Throw down the gauntlet for Congressional Republicans. Inherent in all of the arguments made by Joe Kennedy must be a direct challenge to Republicans in Congress. It makes sense that GOP electeds have wanted to stand by the leader of their Party - especially when his agenda has aligned with the priorities of their donors as it did with the Trump tax bill. But the Democratic response to the State of the Union is as good a time as any to remind Republicans on the Hill - and their constituents back home - that their real allegiance must be to taxpayers and the people who elected them, or they should suffer the consequence in November.

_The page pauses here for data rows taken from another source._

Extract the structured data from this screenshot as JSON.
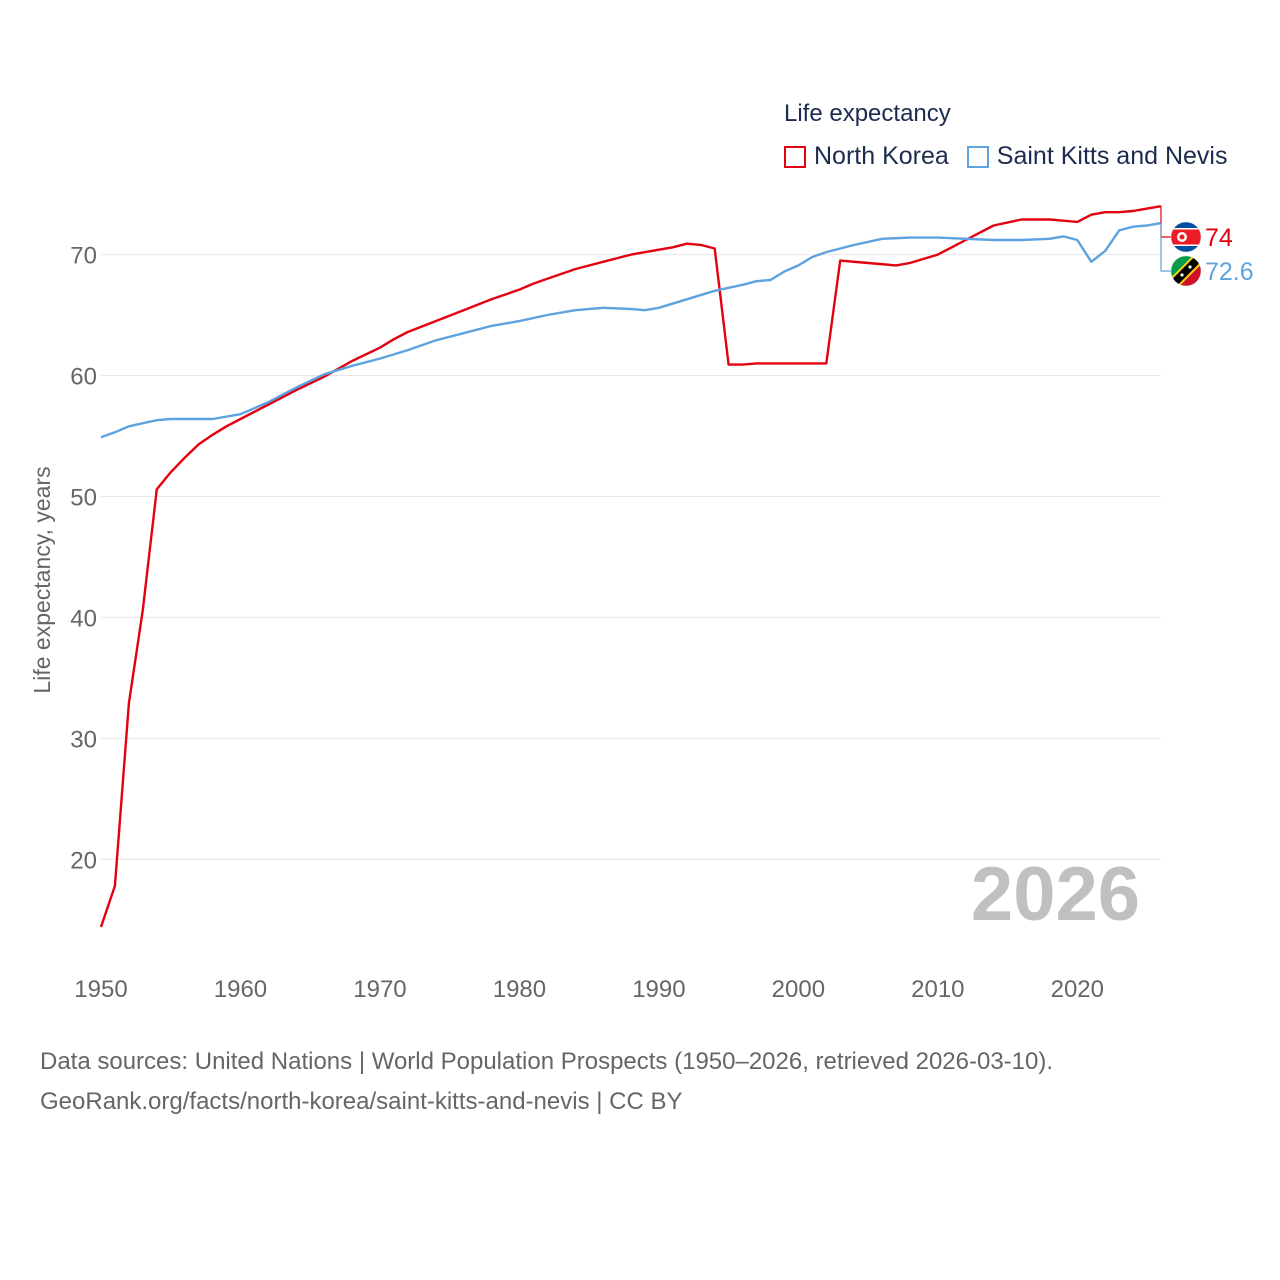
{
  "legend": {
    "title": "Life expectancy",
    "items": [
      {
        "name": "North Korea",
        "color": "#e3000f"
      },
      {
        "name": "Saint Kitts and Nevis",
        "color": "#5ca3e0"
      }
    ]
  },
  "footer": {
    "line1": "Data sources: United Nations | World Population Prospects (1950–2026, retrieved 2026-03-10).",
    "line2": "GeoRank.org/facts/north-korea/saint-kitts-and-nevis | CC BY"
  },
  "chart_data": {
    "type": "line",
    "ylabel": "Life expectancy, years",
    "xlabel": "",
    "xlim": [
      1950,
      2026
    ],
    "ylim": [
      12,
      76
    ],
    "x_ticks": [
      1950,
      1960,
      1970,
      1980,
      1990,
      2000,
      2010,
      2020
    ],
    "y_ticks": [
      20,
      30,
      40,
      50,
      60,
      70
    ],
    "watermark_year": "2026",
    "grid": true,
    "series": [
      {
        "name": "North Korea",
        "color": "#e3000f",
        "end_label": "74",
        "flag": "north-korea-flag",
        "points": [
          [
            1950,
            14.4
          ],
          [
            1951,
            17.8
          ],
          [
            1952,
            32.9
          ],
          [
            1953,
            40.6
          ],
          [
            1954,
            50.6
          ],
          [
            1955,
            52.0
          ],
          [
            1956,
            53.2
          ],
          [
            1957,
            54.3
          ],
          [
            1958,
            55.1
          ],
          [
            1959,
            55.8
          ],
          [
            1960,
            56.4
          ],
          [
            1962,
            57.6
          ],
          [
            1964,
            58.8
          ],
          [
            1966,
            59.9
          ],
          [
            1968,
            61.2
          ],
          [
            1970,
            62.3
          ],
          [
            1971,
            63.0
          ],
          [
            1972,
            63.6
          ],
          [
            1974,
            64.5
          ],
          [
            1976,
            65.4
          ],
          [
            1978,
            66.3
          ],
          [
            1980,
            67.1
          ],
          [
            1981,
            67.6
          ],
          [
            1982,
            68.0
          ],
          [
            1984,
            68.8
          ],
          [
            1986,
            69.4
          ],
          [
            1988,
            70.0
          ],
          [
            1990,
            70.4
          ],
          [
            1991,
            70.6
          ],
          [
            1992,
            70.9
          ],
          [
            1993,
            70.8
          ],
          [
            1994,
            70.5
          ],
          [
            1995,
            60.9
          ],
          [
            1996,
            60.9
          ],
          [
            1997,
            61.0
          ],
          [
            2002,
            61.0
          ],
          [
            2003,
            69.5
          ],
          [
            2005,
            69.3
          ],
          [
            2007,
            69.1
          ],
          [
            2008,
            69.3
          ],
          [
            2010,
            70.0
          ],
          [
            2011,
            70.6
          ],
          [
            2012,
            71.2
          ],
          [
            2014,
            72.4
          ],
          [
            2016,
            72.9
          ],
          [
            2018,
            72.9
          ],
          [
            2019,
            72.8
          ],
          [
            2020,
            72.7
          ],
          [
            2021,
            73.3
          ],
          [
            2022,
            73.5
          ],
          [
            2023,
            73.5
          ],
          [
            2024,
            73.6
          ],
          [
            2025,
            73.8
          ],
          [
            2026,
            74.0
          ]
        ]
      },
      {
        "name": "Saint Kitts and Nevis",
        "color": "#5ca3e0",
        "end_label": "72.6",
        "flag": "saint-kitts-and-nevis-flag",
        "points": [
          [
            1950,
            54.9
          ],
          [
            1951,
            55.3
          ],
          [
            1952,
            55.8
          ],
          [
            1954,
            56.3
          ],
          [
            1955,
            56.4
          ],
          [
            1958,
            56.4
          ],
          [
            1960,
            56.8
          ],
          [
            1962,
            57.8
          ],
          [
            1964,
            59.0
          ],
          [
            1966,
            60.1
          ],
          [
            1968,
            60.8
          ],
          [
            1970,
            61.4
          ],
          [
            1972,
            62.1
          ],
          [
            1974,
            62.9
          ],
          [
            1976,
            63.5
          ],
          [
            1978,
            64.1
          ],
          [
            1980,
            64.5
          ],
          [
            1982,
            65.0
          ],
          [
            1984,
            65.4
          ],
          [
            1986,
            65.6
          ],
          [
            1988,
            65.5
          ],
          [
            1989,
            65.4
          ],
          [
            1990,
            65.6
          ],
          [
            1992,
            66.3
          ],
          [
            1994,
            67.0
          ],
          [
            1996,
            67.5
          ],
          [
            1997,
            67.8
          ],
          [
            1998,
            67.9
          ],
          [
            1999,
            68.6
          ],
          [
            2000,
            69.1
          ],
          [
            2001,
            69.8
          ],
          [
            2002,
            70.2
          ],
          [
            2004,
            70.8
          ],
          [
            2006,
            71.3
          ],
          [
            2008,
            71.4
          ],
          [
            2010,
            71.4
          ],
          [
            2012,
            71.3
          ],
          [
            2014,
            71.2
          ],
          [
            2016,
            71.2
          ],
          [
            2018,
            71.3
          ],
          [
            2019,
            71.5
          ],
          [
            2020,
            71.2
          ],
          [
            2021,
            69.4
          ],
          [
            2022,
            70.3
          ],
          [
            2023,
            72.0
          ],
          [
            2024,
            72.3
          ],
          [
            2025,
            72.4
          ],
          [
            2026,
            72.6
          ]
        ]
      }
    ]
  }
}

Bring it all back to our values as Americans. There is always more that unites us than divides us, and this is one of the most important themes for Kennedy to hit. It won't be enough to highlight the challenges we face as nation. He'll need to call on our better angels and pay homage to this great cultural experiment called America -- whether he is talking about immigration reform that honors our values of inclusiveness or responding to an infrastructure plan that speaks to American ingenuity and hard work. And in the wake of everything we've witnessed so far from the Trump administration, Kennedy should remind us all of what Barack Obama called in his own inaugural speech "a recognition on the part of every American that we have duties to ourselves, our nation, and the world - duties that we do not grudgingly accept but rather seize gladly."

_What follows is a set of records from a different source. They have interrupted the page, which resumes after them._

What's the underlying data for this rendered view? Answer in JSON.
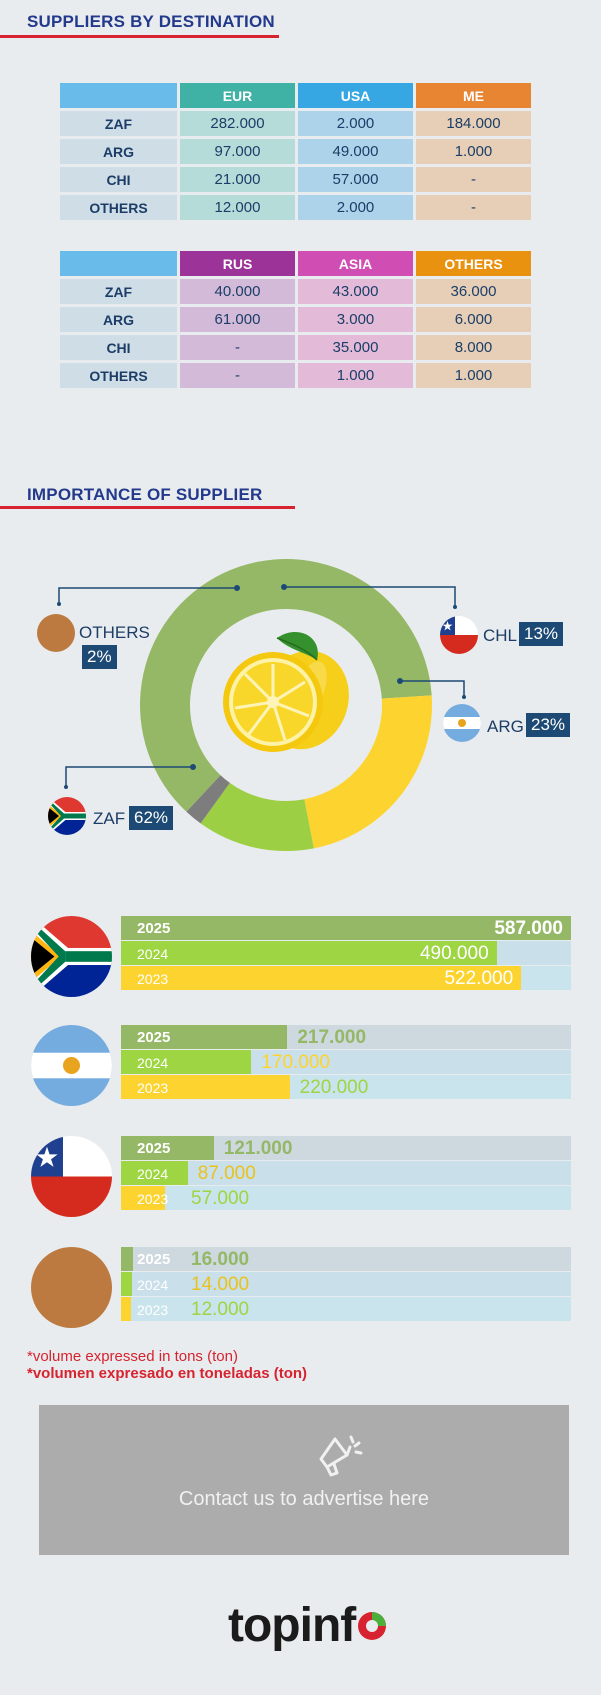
{
  "sections": {
    "destinations_title": "SUPPLIERS BY DESTINATION",
    "importance_title": "IMPORTANCE OF SUPPLIER"
  },
  "table1": {
    "headers": [
      "EUR",
      "USA",
      "ME"
    ],
    "header_colors": [
      "#3fb1a5",
      "#36a7e2",
      "#e88532"
    ],
    "cell_colors": [
      "#b6dcd9",
      "#acd3ea",
      "#e6cfb6"
    ],
    "rows": [
      {
        "label": "ZAF",
        "values": [
          "282.000",
          "2.000",
          "184.000"
        ]
      },
      {
        "label": "ARG",
        "values": [
          "97.000",
          "49.000",
          "1.000"
        ]
      },
      {
        "label": "CHI",
        "values": [
          "21.000",
          "57.000",
          "-"
        ]
      },
      {
        "label": "OTHERS",
        "values": [
          "12.000",
          "2.000",
          "-"
        ]
      }
    ]
  },
  "table2": {
    "headers": [
      "RUS",
      "ASIA",
      "OTHERS"
    ],
    "header_colors": [
      "#9b3399",
      "#d04db3",
      "#e8920f"
    ],
    "cell_colors": [
      "#d3bad8",
      "#e3bbd8",
      "#e6cfb6"
    ],
    "rows": [
      {
        "label": "ZAF",
        "values": [
          "40.000",
          "43.000",
          "36.000"
        ]
      },
      {
        "label": "ARG",
        "values": [
          "61.000",
          "3.000",
          "6.000"
        ]
      },
      {
        "label": "CHI",
        "values": [
          "-",
          "35.000",
          "8.000"
        ]
      },
      {
        "label": "OTHERS",
        "values": [
          "-",
          "1.000",
          "1.000"
        ]
      }
    ]
  },
  "donut_labels": {
    "others": {
      "name": "OTHERS",
      "pct": "2%"
    },
    "chl": {
      "name": "CHL",
      "pct": "13%"
    },
    "arg": {
      "name": "ARG",
      "pct": "23%"
    },
    "zaf": {
      "name": "ZAF",
      "pct": "62%"
    }
  },
  "chart_data": [
    {
      "type": "pie",
      "title": "IMPORTANCE OF SUPPLIER",
      "labels": [
        "ZAF",
        "ARG",
        "CHL",
        "OTHERS"
      ],
      "values": [
        62,
        23,
        13,
        2
      ],
      "colors": [
        "#95b866",
        "#fdd42f",
        "#9ccf43",
        "#7d7d7d"
      ]
    },
    {
      "type": "bar",
      "orientation": "horizontal",
      "categories": [
        "ZAF",
        "ARG",
        "CHL",
        "OTHERS"
      ],
      "max": 587000,
      "series": [
        {
          "name": "2025",
          "values": [
            587000,
            217000,
            121000,
            16000
          ],
          "labels": [
            "587.000",
            "217.000",
            "121.000",
            "16.000"
          ],
          "color": "#95b866",
          "track": "#cdd8df"
        },
        {
          "name": "2024",
          "values": [
            490000,
            170000,
            87000,
            14000
          ],
          "labels": [
            "490.000",
            "170.000",
            "87.000",
            "14.000"
          ],
          "color": "#9ed543",
          "track": "#c9dfe9"
        },
        {
          "name": "2023",
          "values": [
            522000,
            220000,
            57000,
            12000
          ],
          "labels": [
            "522.000",
            "220.000",
            "57.000",
            "12.000"
          ],
          "color": "#fdd42f",
          "track": "#c9e4ec"
        }
      ]
    }
  ],
  "notes": {
    "en": "*volume expressed in tons (ton)",
    "es": "*volumen expresado en toneladas (ton)"
  },
  "ad": {
    "text": "Contact us to advertise here",
    "icon": "megaphone-icon"
  },
  "logo": {
    "text": "topinf",
    "icon": "pie-o-icon"
  }
}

It's hard to overemphasize the challenge of delivering the official State of the Union response. Coming on the heels of the State of the Union, the contrast of a lengthy direct-to-camera speech against live audience remarks by the Commander-in-Chief, it usually comes across as stilted and rehearsed, if not painfully mechanical. While Kennedy has shown great promise as a speaker - his floor speech skewering the administration on the Affordable Care Act went viral and his remarks in the aftermath of the Charlottesville white supremacist rally received upwards of 15 million views - history has not been kind to those who deliver the official response. And there's always the risk of creating a moment that overshadows the response entirely, whether it's Marco Rubio's parched mouth, Bobby Jindal's weirdly robotic delivery (think Kenneth from "30 Rock"), or Steve Beshear's declaration he was "a proud Republican, and Democrat, and mostly American."

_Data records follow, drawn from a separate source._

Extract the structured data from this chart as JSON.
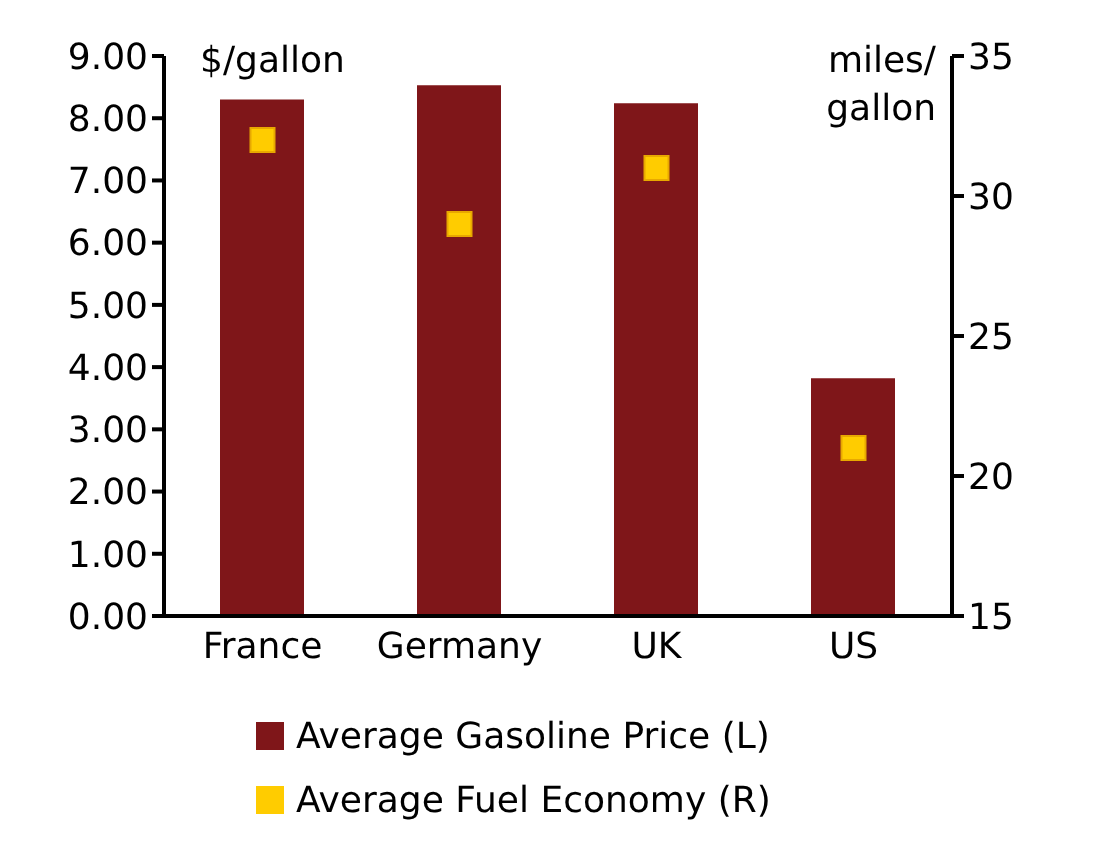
{
  "chart_data": {
    "type": "bar",
    "ylabel": "$/gallon",
    "y2label": "miles/ gallon",
    "categories": [
      "France",
      "Germany",
      "UK",
      "US"
    ],
    "series": [
      {
        "name": "Average Gasoline Price (L)",
        "color": "#7f1619",
        "values": [
          8.3,
          8.53,
          8.24,
          3.82
        ]
      },
      {
        "name": "Average Fuel Economy (R)",
        "type": "scatter",
        "axis": "y2",
        "color": "#ffcc00",
        "values": [
          32,
          29,
          31,
          21
        ]
      }
    ],
    "ylim": [
      0,
      9
    ],
    "yticks": [
      {
        "value": 0,
        "label": "0.00"
      },
      {
        "value": 1,
        "label": "1.00"
      },
      {
        "value": 2,
        "label": "2.00"
      },
      {
        "value": 3,
        "label": "3.00"
      },
      {
        "value": 4,
        "label": "4.00"
      },
      {
        "value": 5,
        "label": "5.00"
      },
      {
        "value": 6,
        "label": "6.00"
      },
      {
        "value": 7,
        "label": "7.00"
      },
      {
        "value": 8,
        "label": "8.00"
      },
      {
        "value": 9,
        "label": "9.00"
      }
    ],
    "y2lim": [
      15,
      35
    ],
    "y2ticks": [
      15,
      20,
      25,
      30,
      35
    ],
    "marker": "square",
    "legend": "bottom"
  }
}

Yet done right, Joe Kennedy has the opportunity to reach into the living rooms of millions of Americans to point out the holes in the State of the Union and the faults in the president's vision for the future and to show viewers that it's the Democratic Party that has their interests in mind. It's the starting gun for the 2018 races and should preview the foundational arguments we'll be hearing on the campaign trail this year.
And that is certainly worth watching tomorrow night.